Siri sounding more Human
Siri is getting a better voice which sounds more human. This is something else I haven’t really taken much notice of. Siri shortcuts and the Shortcuts application will be included in everybody’s iOS 13. Previously you would have to download it specifically if you wanted to get into iOS automation. More people will be using it and it shows Apple is more confident by letting more people get at it. There are changes to the way you build the shortcuts in the application. At first it seemed a little confusing, but I’m getting used to it. Apple have made it easier for non-programmers to understand shortcuts. Despite the simplification there are more features and an increased depth of automation abilities. There are more triggers and I especially like the trigger to make things happen when I connect to Apple Carplay. Before, I activated a shortcut in the car by using an NFC tag. It didn’t always see the NFC tag. I might have to try twice before it activated. Then I would still have to press a button on the phone to get things happening. Now I just plug the phone into the car and it just works with no extra input from me. This is more like proper automation.
Swiping for Typing
In the past I’ve been a fan of the Swype keyboard on the iPhone and iPad. It is much faster to type by swiping the finger around the keyboard to get the words into your document. Apple has now built that into its own keyboard and it works really well. I now don’t have to have a third-party application for swiping.
Voice control – They built voice control into accessibility and that can be useful to anyone interested in voice computing. We are all getting used to talking to our computers now by having either an Amazon Echo, Google Home or the Apple Home Pod listening to us. I like things getting done around the house when I activate a process using the Amazon Echo. I’m also keen on dictation. I have dictated the whole of this article. I’ve dictated this using DragonDictate, but I’m interested in finding out how good voice control dictation will be. With my tests so far it doesn’t seem to be as good as DragonDictate. It does seem to be a little better than your usual Siri dictation which you activate by tapping on the microphone icon on the keyboard.
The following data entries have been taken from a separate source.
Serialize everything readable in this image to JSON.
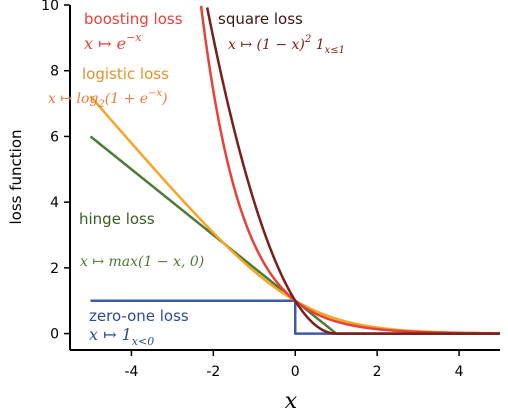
{
  "chart_data": {
    "type": "line",
    "xlabel": "x",
    "ylabel": "loss function",
    "xlim": [
      -5.5,
      5
    ],
    "ylim": [
      -0.5,
      10
    ],
    "xticks": [
      "-4",
      "-2",
      "0",
      "2",
      "4"
    ],
    "yticks": [
      "0",
      "2",
      "4",
      "6",
      "8",
      "10"
    ],
    "grid": false,
    "series": [
      {
        "name": "zero-one loss",
        "formula": "x ↦ 1_{x<0}",
        "color": "#3f5aa7",
        "x": [
          -5,
          -4,
          -3,
          -2,
          -1,
          0,
          0,
          1,
          2,
          3,
          4,
          5
        ],
        "y": [
          1,
          1,
          1,
          1,
          1,
          1,
          0,
          0,
          0,
          0,
          0,
          0
        ]
      },
      {
        "name": "hinge loss",
        "formula": "x ↦ max(1 − x, 0)",
        "color": "#4e7a35",
        "x": [
          -5,
          -4,
          -3,
          -2,
          -1,
          0,
          1,
          2,
          3,
          4,
          5
        ],
        "y": [
          6,
          5,
          4,
          3,
          2,
          1,
          0,
          0,
          0,
          0,
          0
        ]
      },
      {
        "name": "logistic loss",
        "formula": "x ↦ log₂(1 + e^{−x})",
        "color": "#f5a623",
        "x": [
          -5,
          -4,
          -3,
          -2,
          -1,
          0,
          1,
          2,
          3,
          4,
          5
        ],
        "y": [
          7.22,
          5.83,
          4.44,
          3.09,
          1.89,
          1.0,
          0.45,
          0.18,
          0.07,
          0.03,
          0.01
        ]
      },
      {
        "name": "boosting loss",
        "formula": "x ↦ e^{−x}",
        "color": "#e8413a",
        "x": [
          -2.3,
          -2,
          -1.5,
          -1,
          -0.5,
          0,
          0.5,
          1,
          2,
          3,
          4,
          5
        ],
        "y": [
          9.97,
          7.39,
          4.48,
          2.72,
          1.65,
          1.0,
          0.61,
          0.37,
          0.14,
          0.05,
          0.02,
          0.01
        ]
      },
      {
        "name": "square loss",
        "formula": "x ↦ (1 − x)² 1_{x≤1}",
        "color": "#7a1f1a",
        "x": [
          -2.15,
          -2,
          -1.5,
          -1,
          -0.5,
          0,
          0.5,
          1,
          2,
          3,
          4,
          5
        ],
        "y": [
          9.92,
          9.0,
          6.25,
          4.0,
          2.25,
          1.0,
          0.25,
          0,
          0,
          0,
          0,
          0
        ]
      }
    ],
    "annotations": [
      {
        "text": "boosting loss",
        "role": "name",
        "color": "#e8413a"
      },
      {
        "text": "x ↦ e",
        "role": "formula",
        "color": "#e8413a",
        "sup": "−x"
      },
      {
        "text": "square loss",
        "role": "name",
        "color": "#3b1a14"
      },
      {
        "text": "x ↦ (1 − x)",
        "role": "formula",
        "color": "#7a1f1a",
        "sup": "2",
        "sub": "x≤1",
        "tail": " 1"
      },
      {
        "text": "logistic loss",
        "role": "name",
        "color": "#e2912a"
      },
      {
        "text": "x ↦ log",
        "role": "formula",
        "color": "#f07a3a",
        "sub": "2",
        "tail": "(1 + e",
        "sup": "−x",
        "end": ")"
      },
      {
        "text": "hinge loss",
        "role": "name",
        "color": "#3e5a22"
      },
      {
        "text": "x ↦ max(1 − x, 0)",
        "role": "formula",
        "color": "#4e7a35"
      },
      {
        "text": "zero-one loss",
        "role": "name",
        "color": "#2f4a95"
      },
      {
        "text": "x ↦ 1",
        "role": "formula",
        "color": "#2f4a95",
        "sub": "x<0"
      }
    ]
  }
}
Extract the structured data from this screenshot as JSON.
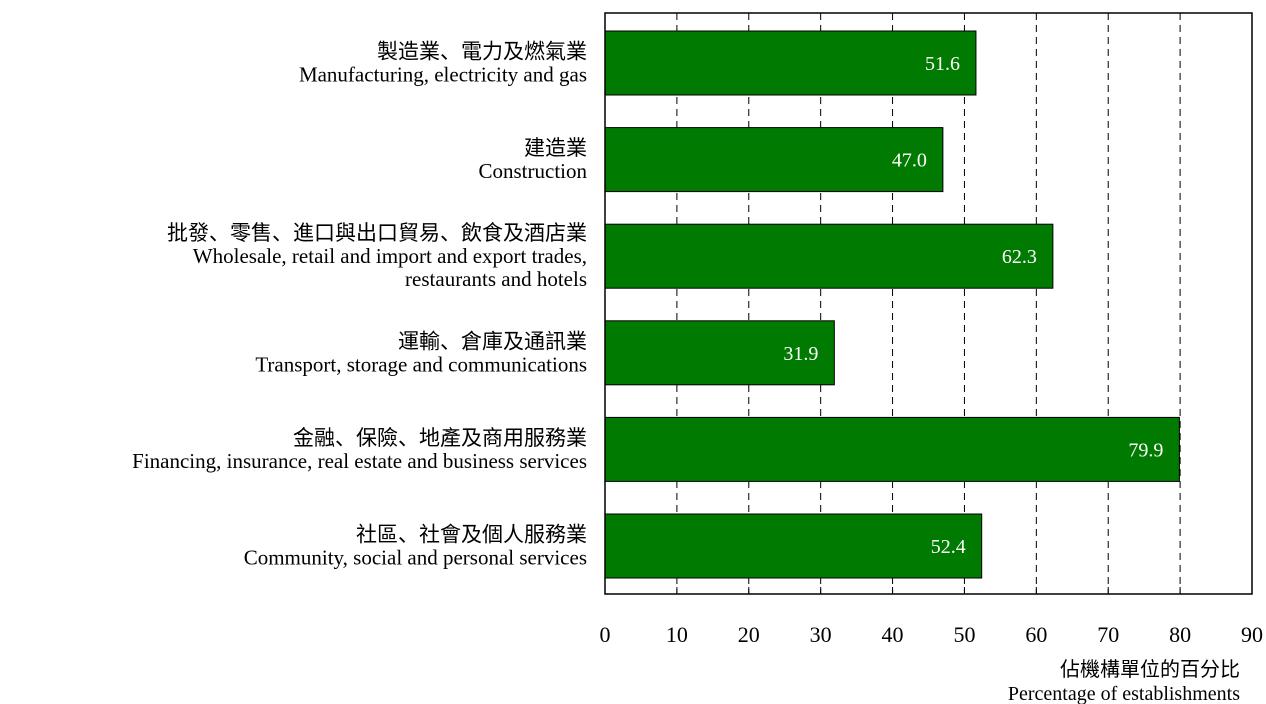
{
  "chart_data": {
    "type": "bar",
    "orientation": "horizontal",
    "categories": [
      {
        "zh": "製造業、電力及燃氣業",
        "en": [
          "Manufacturing, electricity and gas"
        ]
      },
      {
        "zh": "建造業",
        "en": [
          "Construction"
        ]
      },
      {
        "zh": "批發、零售、進口與出口貿易、飲食及酒店業",
        "en": [
          "Wholesale, retail and import and export trades,",
          "restaurants and hotels"
        ]
      },
      {
        "zh": "運輸、倉庫及通訊業",
        "en": [
          "Transport, storage and communications"
        ]
      },
      {
        "zh": "金融、保險、地產及商用服務業",
        "en": [
          "Financing, insurance, real estate and business services"
        ]
      },
      {
        "zh": "社區、社會及個人服務業",
        "en": [
          "Community, social and personal services"
        ]
      }
    ],
    "values": [
      51.6,
      47.0,
      62.3,
      31.9,
      79.9,
      52.4
    ],
    "value_labels": [
      "51.6",
      "47.0",
      "62.3",
      "31.9",
      "79.9",
      "52.4"
    ],
    "xlim": [
      0,
      90
    ],
    "xticks": [
      0,
      10,
      20,
      30,
      40,
      50,
      60,
      70,
      80,
      90
    ],
    "xlabel_zh": "佔機構單位的百分比",
    "xlabel_en": "Percentage of establishments",
    "grid": "vertical dashed",
    "bar_color": "#007a00",
    "value_label_color": "#ffffff"
  }
}
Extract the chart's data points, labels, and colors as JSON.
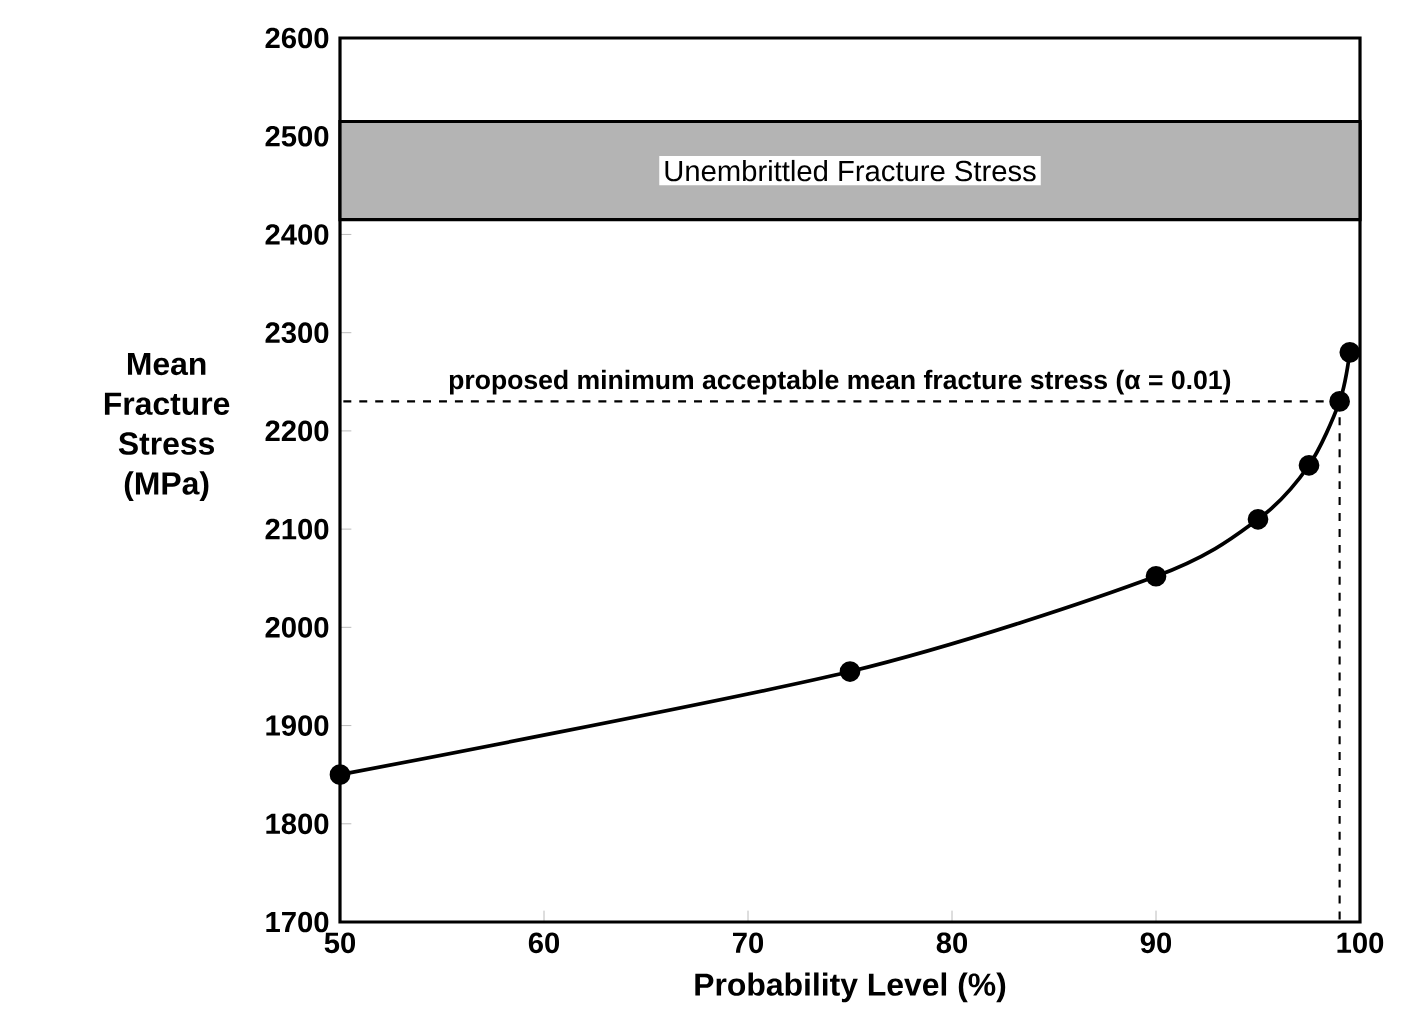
{
  "chart_data": {
    "type": "line",
    "xlabel": "Probability Level (%)",
    "ylabel": "Mean Fracture Stress (MPa)",
    "x": [
      50,
      75,
      90,
      95,
      97.5,
      99,
      99.5
    ],
    "series": [
      {
        "color": "#000000",
        "values": [
          1850,
          1955,
          2052,
          2110,
          2165,
          2230,
          2280
        ]
      }
    ],
    "xlim": [
      50,
      100
    ],
    "xticks": [
      50,
      60,
      70,
      80,
      90,
      100
    ],
    "ylim": [
      1700,
      2600
    ],
    "yticks": [
      1700,
      1800,
      1900,
      2000,
      2100,
      2200,
      2300,
      2400,
      2500,
      2600
    ],
    "marker": "circle",
    "line_style": "solid",
    "grid": false,
    "annotations": [
      "proposed minimum acceptable mean fracture stress (α = 0.01)"
    ],
    "ref_lines": [
      {
        "axis": "y",
        "value": 2230,
        "line_style": "dashed"
      },
      {
        "axis": "x",
        "value": 99,
        "line_style": "dashed"
      }
    ],
    "bands": [
      {
        "axis": "y",
        "from": 2415,
        "to": 2515,
        "label": "Unembrittled Fracture Stress",
        "color": "#b4b4b4"
      }
    ]
  }
}
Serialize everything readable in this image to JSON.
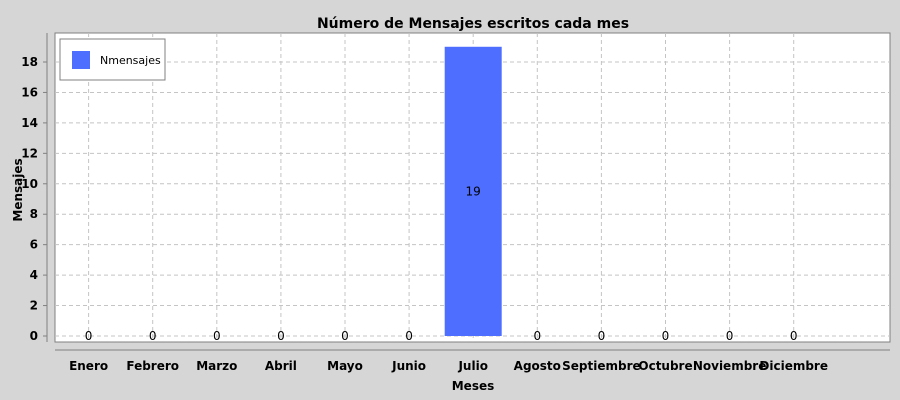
{
  "chart_data": {
    "type": "bar",
    "title": "Número de Mensajes escritos cada mes",
    "xlabel": "Meses",
    "ylabel": "Mensajes",
    "categories": [
      "Enero",
      "Febrero",
      "Marzo",
      "Abril",
      "Mayo",
      "Junio",
      "Julio",
      "Agosto",
      "Septiembre",
      "Octubre",
      "Noviembre",
      "Diciembre"
    ],
    "series": [
      {
        "name": "Nmensajes",
        "values": [
          0,
          0,
          0,
          0,
          0,
          0,
          19,
          0,
          0,
          0,
          0,
          0
        ],
        "color": "#4d6eff"
      }
    ],
    "ylim": [
      0,
      19.6
    ],
    "yticks": [
      0,
      2,
      4,
      6,
      8,
      10,
      12,
      14,
      16,
      18
    ],
    "grid": true,
    "legend_position": "top-left",
    "data_labels": true
  }
}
More testing needed when we get the final release of iOS 13 and iPad OS. I am pretty sure I will be using DragonDictate for a long while yet.
Working with Files is Improved
I bought the Hyper Drive dongle to use with the new iPad. This will come into its own with iPad OS. There is a more advanced files application meaning I’ll be able to import files other than just photos. I’ll be able to connect external drives to get files into my iPad more efficiently. It’s now child’s play to drag a file from an SD drive and put it into iCloud Drive or wherever else I want it. This will be great with video files I want to use with Lumafusion or with audio files to use with Ferrite. This will make the iPad more like a ‘Real Computer’ and facilitate getting more work done.